Empat alasan ditutupnya Bank Global
Pertama, terus memburuknya kondisi keuangan Bank
Global.
Kedua, tidak menyetorkan tambahan modal yang diminta
BI sejak bank tersebut masuk pengawasan khusus (special surveillance unit)
pada 27 Oktober hingga 13 Desember 2004.
Ketiga, direksi Bank Global tidak menunjukkan iktikad
baik untuk patuh pada aturan. Bahkan, dalam pengawasan BI dan kepolisian ada
upaya secara sengaja dari pihak bank tersebut untuk memusnahkan dan
menghilangkan barang bukti.
Keempat, direksi, pejabat eksekutif, dan beberapa
karyawan bank publik itu diduga telah melakukan tindak pidana perbankan dengan
merusak dan menghilangkan dokumen-dokumen penting bank.
Solusi :
Pertama, sebagai perusahaan terbuka, semestinya Bank
Global transparan dan menerapkan dengan seksama asas good corporate governance.

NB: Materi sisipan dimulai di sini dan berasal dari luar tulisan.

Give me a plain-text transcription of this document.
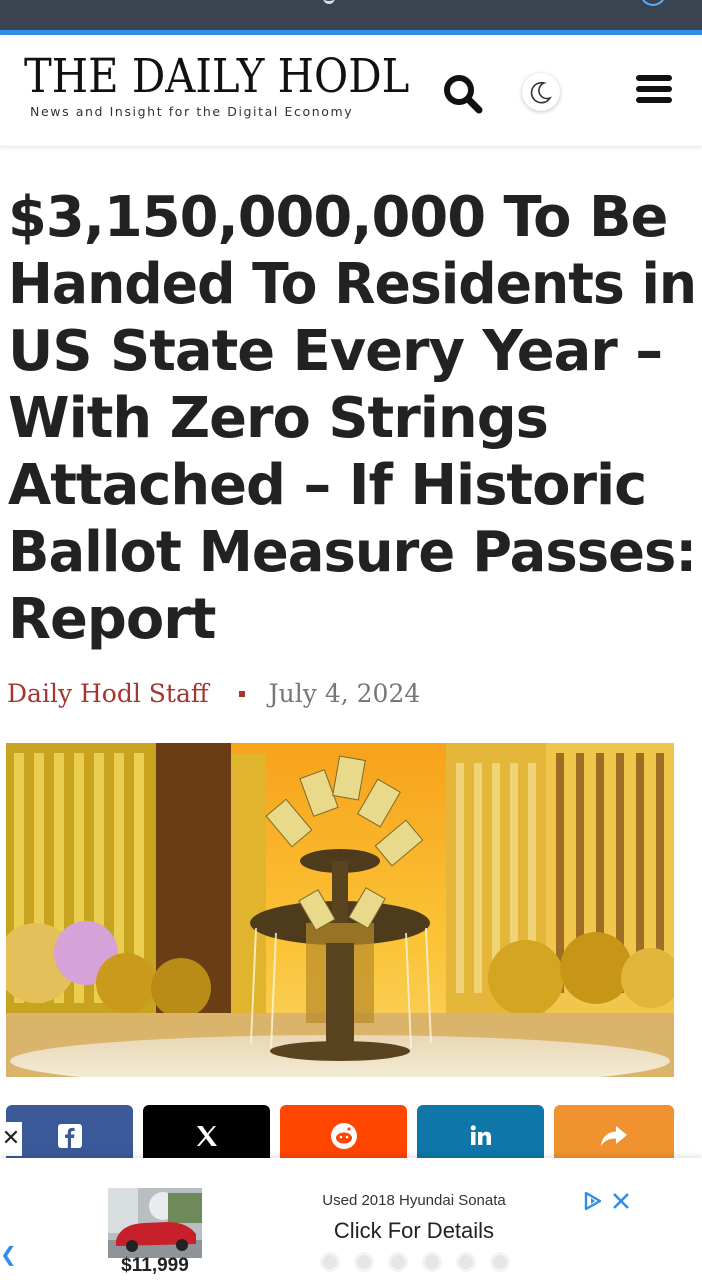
THE DAILY HODL
News and Insight for the Digital Economy
$3,150,000,000 To Be
Handed To Residents in
US State Every Year –
With Zero Strings
Attached – If Historic
Ballot Measure Passes:
Report
Daily Hodl Staff July 4, 2024
✕
❮	$11,999
Used 2018 Hyundai Sonata
Click For Details
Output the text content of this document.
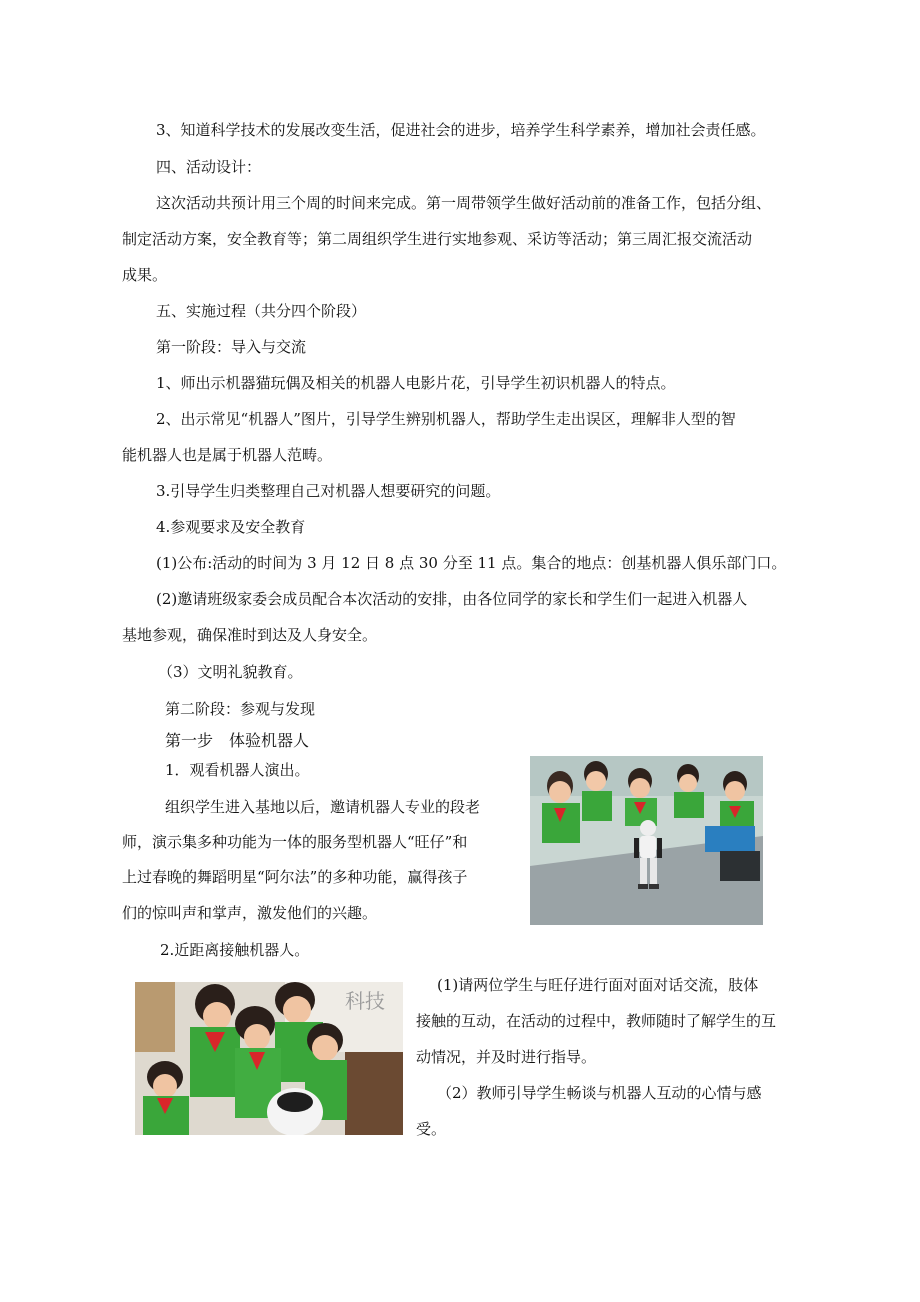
3、知道科学技术的发展改变生活，促进社会的进步，培养学生科学素养，增加社会责任感。
四、活动设计：
这次活动共预计用三个周的时间来完成。第一周带领学生做好活动前的准备工作，包括分组、
制定活动方案，安全教育等；第二周组织学生进行实地参观、采访等活动；第三周汇报交流活动
成果。
五、实施过程（共分四个阶段）
第一阶段：导入与交流
1、师出示机器猫玩偶及相关的机器人电影片花，引导学生初识机器人的特点。
2、出示常见“机器人”图片，引导学生辨别机器人，帮助学生走出误区，理解非人型的智
能机器人也是属于机器人范畴。
3.引导学生归类整理自己对机器人想要研究的问题。
4.参观要求及安全教育
(1)公布:活动的时间为 3 月 12 日 8 点 30 分至 11 点。集合的地点：创基机器人俱乐部门口。
(2)邀请班级家委会成员配合本次活动的安排，由各位同学的家长和学生们一起进入机器人
基地参观，确保准时到达及人身安全。
（3）文明礼貌教育。
第二阶段：参观与发现
第一步　体验机器人
1．观看机器人演出。
组织学生进入基地以后，邀请机器人专业的段老
师，演示集多种功能为一体的服务型机器人“旺仔”和
上过春晚的舞蹈明星“阿尔法”的多种功能，赢得孩子
们的惊叫声和掌声，激发他们的兴趣。
2.近距离接触机器人。
(1)请两位学生与旺仔进行面对面对话交流，肢体
接触的互动，在活动的过程中，教师随时了解学生的互
动情况，并及时进行指导。
（2）教师引导学生畅谈与机器人互动的心情与感
受。
科技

Kedua, seperti dilansir Investor Daily Online
(14/12/2004), bahwa kehancuran Bank Global sangat boleh jadi disebabkan oleh sebuah
kolusi antara pengelola Bank Global dengan Prudence Asset Management (PAM).
Ketiga, kasus Bank Global menarik diikuti karena kasus
ini mencoreng citra reksadana, sebuah instrumen pasar modal yang mengalami
pertumbuhan pesat selama dua tahun terakhir.

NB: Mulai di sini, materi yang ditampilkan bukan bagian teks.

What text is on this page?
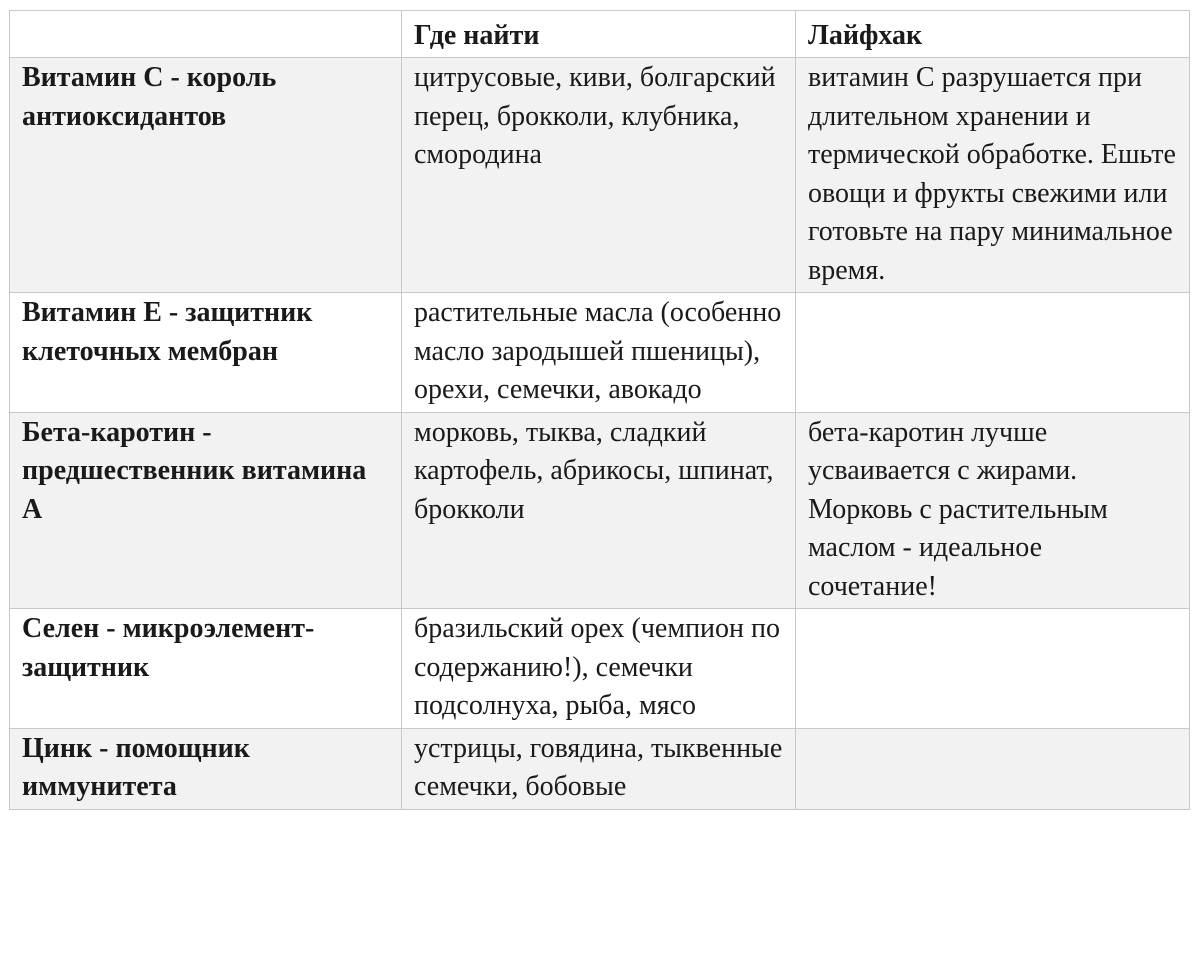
	Где найти	Лайфхак
Витамин С - король антиоксидантов	цитрусовые, киви, болгарский перец, брокколи, клубника, смородина	витамин С разрушается при длительном хранении и термической обработке. Ешьте овощи и фрукты свежими или готовьте на пару минимальное время.
Витамин Е - защитник клеточных мембран	растительные масла (особенно масло зародышей пшеницы), орехи, семечки, авокадо	
Бета-каротин - предшественник витамина А	морковь, тыква, сладкий картофель, абрикосы, шпинат, брокколи	бета-каротин лучше усваивается с жирами. Морковь с растительным маслом - идеальное сочетание!
Селен - микроэлемент-защитник	бразильский орех (чемпион по содержанию!), семечки подсолнуха, рыба, мясо	
Цинк - помощник иммунитета	устрицы, говядина, тыквенные семечки, бобовые	
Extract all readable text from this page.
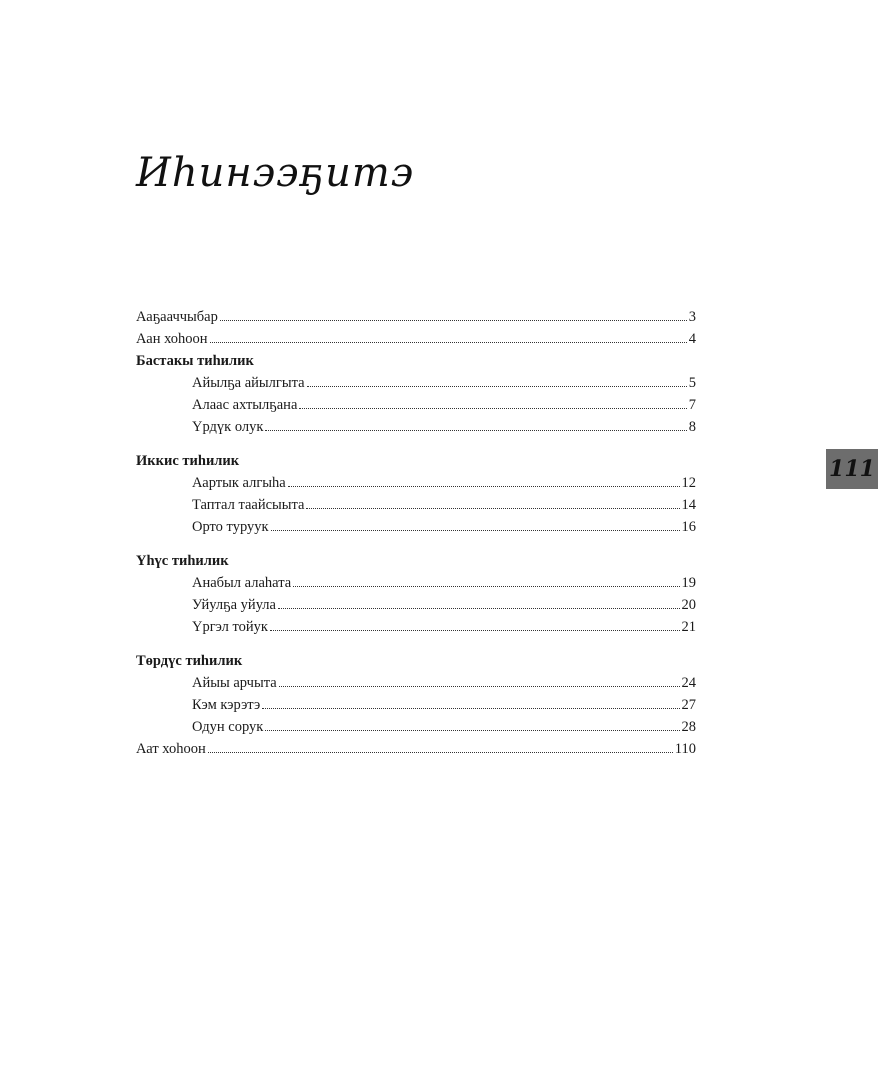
Иһинээҕитэ
Ааҕааччыбар	3
Аан хоһоон	4
Бастакы тиһилик
Айылҕа айылгыта	5
Алаас ахтылҕана	7
Үрдүк олук	8
Иккис тиһилик
Аартык алгыһа	12
Таптал таайсыыта	14
Орто туруук	16
Үһүс тиһилик
Анабыл алаһата	19
Уйулҕа уйула	20
Үргэл тойук	21
Төрдүс тиһилик
Айыы арчыта	24
Кэм кэрэтэ	27
Одун сорук	28
Аат хоһоон	110
111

Keempat, kasus Bank Global mencerminkan lemahnya
pengawasan BI dan Bappepam.
Uraian/ Penjelasan
General market
risk merupakan resiko yang disebabkan oleh suatu kebijakan yang
dilakukan oleh lembaga terkait yang mana kebijakan tersebut mampu memberi pengaruh
bagi seluruh sektor bisnis (Agus Sucipto: Manajemen Risiko). Sehatnya
sebuah bank tidak hanya berpatokan pada aset (modal) semata, tetapi juga harus
memperhitungkan faktor manajemen risiko yang meliputi delapan faktor, yakni
risiko kredit, risiko pasar, risiko likuiditas, risiko operasional, risiko
hukum, risiko strategi, risiko kepatuhan dan risiko reputasi. Tidak sedikit
para bankir yang tidak bisa mengelola manajemen risiko dengan baik, sehingga
terjadi pelanggaran prinsip kehati-hatian bank. Yang terpenting dari
kasus-kasus pembekuan bank adalah pembelajaran bagi pemilik maupun pengurus
bank untuk bercermin diri dalam pengelolaan keuangan dan manajemen perbankan
agar tidak menyimpang dari ketentuan-ketentuan yang ada, serta diharuskan
menerapkan prudent banking. Lebih khusus lagi, bagi para nasabah agar
tidak gegabah dan senantiasa berhati-hati jika ingin menempatkan dananya pada
lembaga perbankan maupun lembaga keuangan lainnya.